The Conservatives always do a lot worse than Labour in polls that ask about how proud voters feel of their party. They’re hoping that ‘shy Tories’ might still win them the election, but it’s pretty pathetic that more than 20 years since the phenomenon was first identified, Conservatives still haven’t found a way to remove the stigma and convince the electorate that right-wing politics is about making people’s lives better. Social justice, compassion and coolness are now strictly the domain of the Left in the public consciousness, which makes it all the more baffling that the Tories decided to leave principle and passion out of this election campaign to fight on a dry message of past economic competence.
As Fraser has argued, people don’t vote based on what you’ve done but on what you’re going to do. Boring on about your past economic achievements isn’t going to inspire nearly enough people to win a majority. Conservatism has a long and proud history and it wouldn’t have been too difficult to come up with another, more ideological message to sit alongside their economic case.
In 1923, Noel Skelton laid a similar charge at the door of the Conservative party.

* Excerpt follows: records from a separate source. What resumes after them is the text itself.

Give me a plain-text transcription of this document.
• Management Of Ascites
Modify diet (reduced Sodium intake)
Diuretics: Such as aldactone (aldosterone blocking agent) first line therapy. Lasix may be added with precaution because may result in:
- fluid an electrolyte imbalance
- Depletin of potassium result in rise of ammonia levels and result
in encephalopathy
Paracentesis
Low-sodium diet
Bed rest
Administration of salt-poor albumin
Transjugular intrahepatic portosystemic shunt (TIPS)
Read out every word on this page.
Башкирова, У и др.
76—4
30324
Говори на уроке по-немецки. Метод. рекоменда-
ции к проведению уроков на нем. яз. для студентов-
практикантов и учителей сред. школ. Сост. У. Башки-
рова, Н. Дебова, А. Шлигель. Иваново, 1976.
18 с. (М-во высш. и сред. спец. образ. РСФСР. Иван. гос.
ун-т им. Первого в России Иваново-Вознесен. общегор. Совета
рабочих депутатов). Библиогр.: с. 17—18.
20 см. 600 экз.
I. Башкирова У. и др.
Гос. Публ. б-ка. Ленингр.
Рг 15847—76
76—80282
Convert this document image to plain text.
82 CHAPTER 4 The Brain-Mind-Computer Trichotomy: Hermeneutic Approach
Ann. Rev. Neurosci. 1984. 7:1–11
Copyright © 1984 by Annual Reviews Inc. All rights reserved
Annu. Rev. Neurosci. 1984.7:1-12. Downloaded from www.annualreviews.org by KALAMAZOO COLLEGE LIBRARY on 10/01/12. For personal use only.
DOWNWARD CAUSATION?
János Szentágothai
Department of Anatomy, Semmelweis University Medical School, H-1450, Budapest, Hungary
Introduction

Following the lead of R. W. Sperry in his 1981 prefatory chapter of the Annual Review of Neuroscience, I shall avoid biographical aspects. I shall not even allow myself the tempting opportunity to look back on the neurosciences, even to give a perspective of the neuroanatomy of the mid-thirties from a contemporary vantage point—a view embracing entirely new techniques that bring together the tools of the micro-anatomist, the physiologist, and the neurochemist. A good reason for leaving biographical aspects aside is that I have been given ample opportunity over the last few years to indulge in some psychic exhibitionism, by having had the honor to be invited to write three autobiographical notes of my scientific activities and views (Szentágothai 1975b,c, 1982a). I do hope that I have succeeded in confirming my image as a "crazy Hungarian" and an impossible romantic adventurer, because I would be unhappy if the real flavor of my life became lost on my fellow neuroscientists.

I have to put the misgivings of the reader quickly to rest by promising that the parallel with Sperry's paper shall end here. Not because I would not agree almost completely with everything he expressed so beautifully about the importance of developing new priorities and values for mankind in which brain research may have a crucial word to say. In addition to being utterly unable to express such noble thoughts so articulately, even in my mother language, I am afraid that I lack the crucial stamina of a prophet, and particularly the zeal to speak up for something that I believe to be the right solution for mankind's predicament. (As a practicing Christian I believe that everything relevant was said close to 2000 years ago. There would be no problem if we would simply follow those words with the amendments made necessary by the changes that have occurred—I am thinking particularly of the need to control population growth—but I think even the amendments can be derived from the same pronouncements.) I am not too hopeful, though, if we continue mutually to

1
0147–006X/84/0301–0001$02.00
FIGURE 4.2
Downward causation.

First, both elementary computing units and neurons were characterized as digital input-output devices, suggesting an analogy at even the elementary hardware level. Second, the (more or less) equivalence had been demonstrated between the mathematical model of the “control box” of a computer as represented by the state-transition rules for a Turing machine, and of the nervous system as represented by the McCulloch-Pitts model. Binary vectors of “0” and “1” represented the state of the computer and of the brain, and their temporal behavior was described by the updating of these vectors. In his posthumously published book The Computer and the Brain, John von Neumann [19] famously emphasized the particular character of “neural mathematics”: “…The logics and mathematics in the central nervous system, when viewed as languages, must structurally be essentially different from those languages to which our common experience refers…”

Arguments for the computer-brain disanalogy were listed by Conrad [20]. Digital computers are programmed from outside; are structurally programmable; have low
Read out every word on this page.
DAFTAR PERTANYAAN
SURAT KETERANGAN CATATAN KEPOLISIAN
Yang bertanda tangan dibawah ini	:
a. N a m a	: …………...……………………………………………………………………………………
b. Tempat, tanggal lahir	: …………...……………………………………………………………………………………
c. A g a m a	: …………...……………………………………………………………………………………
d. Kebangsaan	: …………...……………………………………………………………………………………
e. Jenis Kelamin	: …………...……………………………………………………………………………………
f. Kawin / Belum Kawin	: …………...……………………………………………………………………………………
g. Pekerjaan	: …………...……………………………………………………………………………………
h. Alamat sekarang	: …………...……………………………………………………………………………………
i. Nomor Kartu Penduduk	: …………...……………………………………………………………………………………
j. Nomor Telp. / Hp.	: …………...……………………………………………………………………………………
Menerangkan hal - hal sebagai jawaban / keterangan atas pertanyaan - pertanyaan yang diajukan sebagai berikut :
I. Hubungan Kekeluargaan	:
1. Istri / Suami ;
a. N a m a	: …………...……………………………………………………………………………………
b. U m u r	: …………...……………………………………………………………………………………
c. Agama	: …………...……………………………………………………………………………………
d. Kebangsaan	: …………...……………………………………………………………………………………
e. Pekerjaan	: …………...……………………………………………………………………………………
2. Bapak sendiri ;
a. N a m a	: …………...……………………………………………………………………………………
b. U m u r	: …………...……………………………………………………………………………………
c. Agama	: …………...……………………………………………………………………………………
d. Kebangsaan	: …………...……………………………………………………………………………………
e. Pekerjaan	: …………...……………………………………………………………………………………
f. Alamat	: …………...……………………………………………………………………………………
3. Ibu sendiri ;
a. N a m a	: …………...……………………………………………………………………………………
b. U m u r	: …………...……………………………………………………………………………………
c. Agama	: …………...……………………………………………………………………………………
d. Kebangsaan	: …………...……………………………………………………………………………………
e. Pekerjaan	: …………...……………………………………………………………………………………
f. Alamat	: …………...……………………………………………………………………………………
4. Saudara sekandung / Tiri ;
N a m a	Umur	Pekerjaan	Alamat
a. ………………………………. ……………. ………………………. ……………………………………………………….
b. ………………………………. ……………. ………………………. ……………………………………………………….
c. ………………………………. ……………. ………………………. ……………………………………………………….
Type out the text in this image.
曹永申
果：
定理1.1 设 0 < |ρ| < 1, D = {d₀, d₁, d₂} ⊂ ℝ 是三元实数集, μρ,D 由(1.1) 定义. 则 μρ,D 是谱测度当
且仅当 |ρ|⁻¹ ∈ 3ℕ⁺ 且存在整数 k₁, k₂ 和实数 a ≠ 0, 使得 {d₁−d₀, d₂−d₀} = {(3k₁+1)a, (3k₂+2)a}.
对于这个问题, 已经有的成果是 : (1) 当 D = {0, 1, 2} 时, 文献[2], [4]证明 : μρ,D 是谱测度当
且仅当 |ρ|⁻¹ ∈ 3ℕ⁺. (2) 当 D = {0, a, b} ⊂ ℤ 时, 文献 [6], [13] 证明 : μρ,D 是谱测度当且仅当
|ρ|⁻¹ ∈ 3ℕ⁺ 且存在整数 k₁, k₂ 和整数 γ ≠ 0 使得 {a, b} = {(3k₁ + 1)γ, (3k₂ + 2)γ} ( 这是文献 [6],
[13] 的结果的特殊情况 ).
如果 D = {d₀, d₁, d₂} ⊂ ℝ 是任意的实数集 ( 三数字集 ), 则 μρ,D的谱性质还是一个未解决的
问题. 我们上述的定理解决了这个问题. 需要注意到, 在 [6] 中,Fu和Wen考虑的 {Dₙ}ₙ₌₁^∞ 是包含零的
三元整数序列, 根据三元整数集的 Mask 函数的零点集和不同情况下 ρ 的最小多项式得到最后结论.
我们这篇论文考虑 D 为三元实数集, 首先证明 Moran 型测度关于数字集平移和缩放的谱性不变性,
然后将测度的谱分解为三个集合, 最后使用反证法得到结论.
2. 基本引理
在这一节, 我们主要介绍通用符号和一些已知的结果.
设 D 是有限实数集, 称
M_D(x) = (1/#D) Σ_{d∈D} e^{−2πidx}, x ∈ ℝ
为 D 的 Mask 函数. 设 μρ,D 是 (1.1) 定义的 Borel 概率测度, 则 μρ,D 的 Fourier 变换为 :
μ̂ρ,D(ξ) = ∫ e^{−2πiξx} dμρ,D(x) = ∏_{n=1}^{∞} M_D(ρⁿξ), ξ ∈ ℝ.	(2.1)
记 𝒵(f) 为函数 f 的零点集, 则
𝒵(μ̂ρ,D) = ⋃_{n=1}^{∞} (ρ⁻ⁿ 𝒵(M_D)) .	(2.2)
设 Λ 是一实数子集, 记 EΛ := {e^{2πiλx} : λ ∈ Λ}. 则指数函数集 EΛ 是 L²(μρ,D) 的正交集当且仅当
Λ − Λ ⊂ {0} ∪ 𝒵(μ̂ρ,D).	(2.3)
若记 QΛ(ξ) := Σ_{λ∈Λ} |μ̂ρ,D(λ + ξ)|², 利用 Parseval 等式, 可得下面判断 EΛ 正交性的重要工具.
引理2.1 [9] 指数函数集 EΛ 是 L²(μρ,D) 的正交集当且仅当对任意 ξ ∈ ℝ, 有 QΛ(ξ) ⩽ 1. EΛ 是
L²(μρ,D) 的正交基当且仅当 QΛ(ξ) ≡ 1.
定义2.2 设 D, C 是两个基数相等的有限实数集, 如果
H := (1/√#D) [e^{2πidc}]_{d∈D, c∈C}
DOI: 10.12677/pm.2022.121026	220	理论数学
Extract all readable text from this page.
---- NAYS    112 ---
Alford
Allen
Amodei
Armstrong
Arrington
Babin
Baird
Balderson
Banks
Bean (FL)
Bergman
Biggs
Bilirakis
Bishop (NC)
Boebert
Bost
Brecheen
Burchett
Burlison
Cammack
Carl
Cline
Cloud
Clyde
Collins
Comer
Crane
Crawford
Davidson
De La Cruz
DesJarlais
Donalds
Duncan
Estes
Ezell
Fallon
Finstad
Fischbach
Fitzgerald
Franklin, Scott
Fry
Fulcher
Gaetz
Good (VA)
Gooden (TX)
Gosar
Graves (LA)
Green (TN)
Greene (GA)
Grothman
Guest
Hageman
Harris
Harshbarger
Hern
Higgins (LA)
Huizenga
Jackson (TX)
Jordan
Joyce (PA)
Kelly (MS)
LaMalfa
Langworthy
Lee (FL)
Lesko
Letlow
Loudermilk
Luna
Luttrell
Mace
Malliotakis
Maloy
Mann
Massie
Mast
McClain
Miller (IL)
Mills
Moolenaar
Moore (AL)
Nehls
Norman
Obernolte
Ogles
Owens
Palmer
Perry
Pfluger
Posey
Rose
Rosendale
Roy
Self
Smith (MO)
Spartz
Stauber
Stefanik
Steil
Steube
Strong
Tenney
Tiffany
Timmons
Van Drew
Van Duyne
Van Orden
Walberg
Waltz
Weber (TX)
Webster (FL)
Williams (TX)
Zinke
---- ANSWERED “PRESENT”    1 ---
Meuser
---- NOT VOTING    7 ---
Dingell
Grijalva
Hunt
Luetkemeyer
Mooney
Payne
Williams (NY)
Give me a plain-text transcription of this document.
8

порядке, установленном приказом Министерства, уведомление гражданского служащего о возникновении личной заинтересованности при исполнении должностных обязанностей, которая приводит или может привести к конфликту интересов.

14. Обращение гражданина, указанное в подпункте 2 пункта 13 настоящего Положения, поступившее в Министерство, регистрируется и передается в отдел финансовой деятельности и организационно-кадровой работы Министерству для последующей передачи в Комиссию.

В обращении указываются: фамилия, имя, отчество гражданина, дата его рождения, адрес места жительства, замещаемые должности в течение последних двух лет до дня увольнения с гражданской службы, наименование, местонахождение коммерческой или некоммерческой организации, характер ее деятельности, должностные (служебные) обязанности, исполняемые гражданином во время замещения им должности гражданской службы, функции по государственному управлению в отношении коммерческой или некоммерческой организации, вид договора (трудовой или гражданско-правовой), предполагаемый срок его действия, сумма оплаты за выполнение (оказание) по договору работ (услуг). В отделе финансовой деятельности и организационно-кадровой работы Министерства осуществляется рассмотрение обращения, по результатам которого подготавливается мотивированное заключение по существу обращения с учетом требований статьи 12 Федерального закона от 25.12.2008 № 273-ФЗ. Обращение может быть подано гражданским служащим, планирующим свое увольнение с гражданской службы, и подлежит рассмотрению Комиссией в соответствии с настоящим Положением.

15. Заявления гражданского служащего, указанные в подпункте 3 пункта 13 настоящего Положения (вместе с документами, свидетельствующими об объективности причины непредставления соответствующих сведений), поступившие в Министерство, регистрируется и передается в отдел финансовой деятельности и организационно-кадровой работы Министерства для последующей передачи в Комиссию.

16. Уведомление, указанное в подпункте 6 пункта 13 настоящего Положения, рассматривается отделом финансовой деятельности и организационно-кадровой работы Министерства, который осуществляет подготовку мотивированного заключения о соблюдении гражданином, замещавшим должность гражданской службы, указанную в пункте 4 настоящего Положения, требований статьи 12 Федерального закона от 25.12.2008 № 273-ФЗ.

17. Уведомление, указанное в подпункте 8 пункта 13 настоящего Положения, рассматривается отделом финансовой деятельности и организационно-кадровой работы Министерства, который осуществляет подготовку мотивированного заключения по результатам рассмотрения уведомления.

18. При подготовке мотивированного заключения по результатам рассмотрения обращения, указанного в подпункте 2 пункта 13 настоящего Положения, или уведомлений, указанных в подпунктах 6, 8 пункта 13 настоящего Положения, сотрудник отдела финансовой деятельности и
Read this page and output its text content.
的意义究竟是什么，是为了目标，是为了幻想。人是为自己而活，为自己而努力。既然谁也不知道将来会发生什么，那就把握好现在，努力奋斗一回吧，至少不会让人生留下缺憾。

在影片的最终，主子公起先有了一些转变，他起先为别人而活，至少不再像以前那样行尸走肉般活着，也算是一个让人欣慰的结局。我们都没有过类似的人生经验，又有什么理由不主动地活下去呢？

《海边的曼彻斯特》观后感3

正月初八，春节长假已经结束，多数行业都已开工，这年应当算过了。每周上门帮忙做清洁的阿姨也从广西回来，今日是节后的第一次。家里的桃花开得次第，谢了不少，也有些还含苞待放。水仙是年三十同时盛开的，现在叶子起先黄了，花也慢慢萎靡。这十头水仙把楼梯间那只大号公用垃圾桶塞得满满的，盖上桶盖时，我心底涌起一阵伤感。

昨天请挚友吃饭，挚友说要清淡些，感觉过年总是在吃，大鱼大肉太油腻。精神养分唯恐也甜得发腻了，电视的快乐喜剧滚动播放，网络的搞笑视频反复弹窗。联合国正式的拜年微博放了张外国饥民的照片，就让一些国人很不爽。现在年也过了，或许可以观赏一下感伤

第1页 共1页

“Between the pure political principle which lies at the core of any living Party and the expression of it in legislation or otherwise by a Government there must be some loss of quality. The wine cannot be poured from the golden to the silver cup without parting with some of its fragrance. That is one of the inevitable features of the translation of thought into action...Failure of the Conservative Party to realise and express the vital elements in its faith would produce a wave of disillusionment and disgust sufficient to overwhelm utterly the ship and its precious cargo. It does not help at all to recall how often, in the past, the Conservative Party has failed, when in power, to realise and express its principles, has mumbled instead of speaking out, has drawn back instead of moving on, and how, despite it all, confidence in the essential truth of these principles remains one of the deepest-rooted political instincts of Britain.
If they were looking for ideas about how best to express those principles, P D James did it beautifully just before the 1997 election:
“Conservatism has always been less a set of rigid political theories than an instinctive way of looking at human beings and at the society which they comprise…Conservatism believes that people are more important than systems, and that what matters most is the freedom of the individual under the law, whether we think in religious terms of the individual human soul or of a unique human personality.
Conservatism is patriotic but not jingoistic; the love of country runs deep in the party and comprises a love of the land itself, a respect for its institutions, its history and traditions and a reluctance to change unless change can be proved to be necessary. If change is not necessary, it may be necessary not to change. In the words of G.K. Chesterton, ‘We grow conservative as we grow old, it is true. But we do not grow conservative because we find so many new things spurious; we grow conservative because we find so many old things genuine.’
Conservatism doesn't believe that politics should be a substitute for religion and is wary of utopian ideals; the road to the promised land is too often paved with tyranny. Conservatives believe that people are both happier and better if they are allowed the freedom to direct their own lives, to decide how their money should be spent, to save and know that what they have built up will be bequeathed unplundered to their children, to decide how those children shall be educated.
At a time when a lot of voters accuse all the parties of being as bad as each other, it’s more important than ever for conservatives to appeal to hearts as well as minds, to make a moral as well as a managerial case for giving them another term in government.